Florence Montmare’s Synchronicities: A Nocturnal Geometry

text Kaat Van Der Linden 

I wanted to create a sense of wonder as you enter the space,” says Florence Montmare about her exhibition in Visby, on the Swedish island of Gotland. “The compositions of images, projections, reflections, different surfaces, music, and the juxtapositions of simultaneous narratives make up the kaleidoscope, but it never stays the same. That sense of randomness is something I find really exciting,” the Swedish artist explains.

Synchronicities brings together works spanning Montmare’s artistic career, allowing moments and pieces that might initially seem unrelated to reveal deeper connections, forming meaningful coincidences and resonances across time.

The exhibition opens with the short film Hemkomst, in which Montmare explores themes of migration on the islands she has called home at different points in her life. Bringing together both locals and refugees, the film reflects on themes of identity and home, and conditions of migration and displacement. Moving through the exhibition, it becomes difficult not to notice how many of Montmare’s works engage with broader societal issues. “I don’t do it on purpose, but they are hard to avoid,” she says. “In ‘America Series’, I collect personal histories throughout the USA, and they tend to be directly linked to societal issues.

Throughout her career, Montmare has explored a wide range of recurring themes, including displacement and belonging (It Happens in the Meeting), the hopes and dreams of strangers (America Series), time and memory (Illuminations), the elemental conditions of landscape and figure (Scenes from an Island), time geographies (Missed Connections), and the origin, cycles, and nature of the self (KRIΣ).
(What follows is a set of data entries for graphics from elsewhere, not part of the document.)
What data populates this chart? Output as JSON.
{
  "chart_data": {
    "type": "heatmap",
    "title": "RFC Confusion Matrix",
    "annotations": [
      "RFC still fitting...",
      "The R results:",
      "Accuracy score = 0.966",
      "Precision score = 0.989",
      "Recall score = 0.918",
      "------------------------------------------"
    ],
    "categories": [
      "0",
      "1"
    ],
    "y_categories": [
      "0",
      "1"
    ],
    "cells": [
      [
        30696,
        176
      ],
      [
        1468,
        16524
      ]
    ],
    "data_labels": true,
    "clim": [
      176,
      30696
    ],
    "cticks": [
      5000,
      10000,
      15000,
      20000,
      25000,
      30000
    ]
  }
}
images courtesy Florence Montmare

Rather than unfolding as a chronological retrospective, Synchronicities follows a more intuitive logic. By abandoning a conventional timeline, the exhibition forms a personal narrative shaped by associations and encounters. “When I started thinking about what I wanted this exhibition to inhabit, I drew a sketch, planning where each work would be placed,” Montmare explains. “As the exhibition came together, I realised that not every artwork was in the right position. The reflections within the works, and the spatial organisation of the pieces, made it clear that the ordering needed to be reconsidered.

Montmare describes the experience of moving through the exhibition as watching a film reveal itself. The works are arranged to suggest a narrative, while still leaving space for the viewer’s own interpretation.

Light plays a crucial role in shaping the exhibition’s dreamlike atmosphere. Montmare paid careful attention to the lighting design, changing all of the spots to achieve the desired effect. The spaces between the images are as important as the images themselves, because what is left unseen becomes part of the experience. Carefully chosen indigos and purples create what Montmare describes as a “nocturnal landscape.”

On view until March 1, Synchronicities marks a kind of homecoming for Montmare, as she returns to what she does most naturally: choreographing and building intimate spaces. This was one of her earliest practices, and in Synchronicities, these elements are brought together and fully integrated.

Within Montmare’s wider practice, this exhibition represents both a pause and a turning point, with the sense of pause being embedded in the experience itself, offering visitors space to slow down and breathe. “Some responses I’ve received say that the work feels meditative,” Montmare reflects. “Which is a given, since many of the works are directly related to, and have grown out of, the practice of meditation. In this sense, it is a pause, yet also a forward movement.